機会があって、現地の小学生となんだかんだと遊んでいた時だった。2,3人の子どもがやってきた。好奇心とちょっとした恐怖心の狭間に揺れうごくまあるい瞳に覗き込まれる。
彼らは、わたしの腕に恐る恐る触れながら言った。
これは、何色って表現するの? —What color is this?— 

わたしは、咄嗟におもった。
はだいろ、よ。
なぜなら、昔お絵かきで人を描くときは大体「はだいろ」を使っていたから(日本で日本人に囲まれて育ったので、特に違う色を使う発想もなかったように思う)。わたしが子どもの頃、おり紙にもクレヨンにも「はだいろ」という色があって、わたしにとって「はだいろ」は、4文字の色の名前、それ以上でもそれ以下でもなかった。
でも、英語に直訳しようとして、それがずいぶんおかしなことだということに気づいた。衝撃的だった。
はだいろ = 肌色 ≠ Skin Color

なんだろう……、もごもごと言いよどんだ結果、
たどり着いた色がこれだった。
黄色、かな。
わたしは、自分で言いながらえらく動揺していたけれど、彼らは特別気にも留めず、そうなんだ、これ黄色なんだね、
とか言いながらしばらくわたしの肌を触っていた。

年末振り返っていて、突然この出来事を思い出した。
このテーマ自体は、ストッキングの色の表現から「はだいろ」を無くす、とかマーケティングの文脈にまで浸透した議論だったりするので、
ずいぶん今さら?という感じもあるかもしれない。
今回敢えて書いてみようと思ったのは、この出来事を通して、改めてことばについて考えてみたから。なので、はだいろの是非についてとかではなくて、一旦今回思い出したこと、考えたことを日記的に記しておきたいなという試みだ(あくまで一つの考え方として、また違うフェーズで見返すと面白いかもしれないと)。

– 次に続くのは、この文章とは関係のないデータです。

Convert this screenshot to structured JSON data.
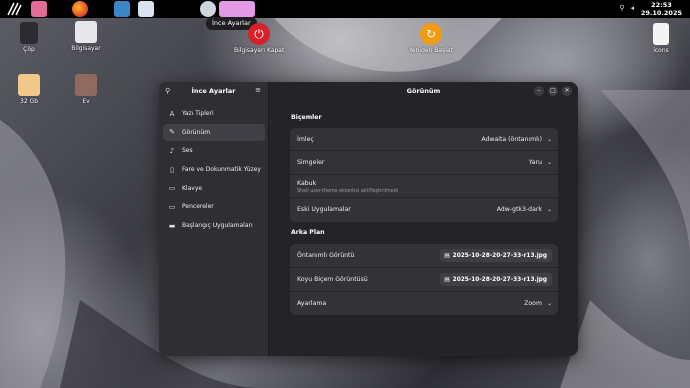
{
  "tooltip": "İnce Ayarlar",
  "clock": {
    "time": "22:53",
    "date": "29.10.2025"
  },
  "desktop": {
    "icons": [
      {
        "label": "Çöp"
      },
      {
        "label": "Bilgisayar"
      },
      {
        "label": "Bilgisayarı Kapat"
      },
      {
        "label": "Yeniden Başlat"
      },
      {
        "label": "icons"
      },
      {
        "label": "32 Gb"
      },
      {
        "label": "Ev"
      }
    ]
  },
  "window": {
    "sidebar_title": "İnce Ayarlar",
    "title": "Görünüm",
    "sidebar": {
      "items": [
        {
          "label": "Yazı Tipleri",
          "icon": "font-icon"
        },
        {
          "label": "Görünüm",
          "icon": "brush-icon"
        },
        {
          "label": "Ses",
          "icon": "music-note-icon"
        },
        {
          "label": "Fare ve Dokunmatik Yüzey",
          "icon": "mouse-icon"
        },
        {
          "label": "Klavye",
          "icon": "keyboard-icon"
        },
        {
          "label": "Pencereler",
          "icon": "monitor-icon"
        },
        {
          "label": "Başlangıç Uygulamaları",
          "icon": "folder-icon"
        }
      ]
    },
    "styles": {
      "section_title": "Biçemler",
      "cursor": {
        "label": "İmleç",
        "value": "Adwaita (öntanımlı)"
      },
      "icons": {
        "label": "Simgeler",
        "value": "Yaru"
      },
      "shell": {
        "label": "Kabuk",
        "subtitle": "Shell user-theme eklentisi aktifleştirilmedi"
      },
      "legacy": {
        "label": "Eski Uygulamalar",
        "value": "Adw-gtk3-dark"
      }
    },
    "background": {
      "section_title": "Arka Plan",
      "default_image": {
        "label": "Öntanımlı Görüntü",
        "file": "2025-10-28-20-27-33-r13.jpg"
      },
      "dark_image": {
        "label": "Koyu Biçem Görüntüsü",
        "file": "2025-10-28-20-27-33-r13.jpg"
      },
      "adjustment": {
        "label": "Ayarlama",
        "value": "Zoom"
      }
    }
  },
  "colors": {
    "window_bg": "#242428",
    "sidebar_bg": "#2e2e33",
    "row_bg": "#323237"
  }
}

それは、普段自分が使うことばに、もっと敏感でありたいなということ。いや、あらねばな、のほうが近いかもしれない。
ことばは、人の解釈を通じて理解される。だから文化とか生きてる環境とかそういう背景の中で紡がれていくし、変わっていく。
逆に、そのなかで変わってきたことばを通じて、文化とか主流の考え方とかも変わっていったりする。
はだいろ、はクレヨンからも折り紙からもなくなって、今はペールオレンジとか、うすだいだいいろとかで表現されているらしい。
はだいろという表現がいいとか悪いとか、そういうことを言いたいのではないけれど、そのことばがどういう背景でできたのか、その先にどういう解釈がありうるのか、を忘れたくないな、と。そして、考え続けたい。

因みにどうでもいい余談が2つ。
・腕の内側とカラーコードの照らし合わせが地味に大変だった。同じ人でも、部位によって全然色が違って、”平均した色”としての”わたしの肌の色”はあっても、これがわたしの色です。ってないなと。あと、たぶんどういう光の下で見るかでもだいぶ変わってくると思う。
・現地の子どもたちが、わたしの肌の色を初めて見たときの感情ってどうだったんだろうという想像。敢えて言うとすると、じゃんけんぽん、でパー出した手のひらがリアルに水色だった。みたいな感じなのかもしれない(…知らないけど)。

タイトルに書いたので、いちおう、考えてみる。そんなに重要じゃないけど、「はだいろ」を英訳すると、わたしの場合はたぶん、ベージュ  —Beige— 。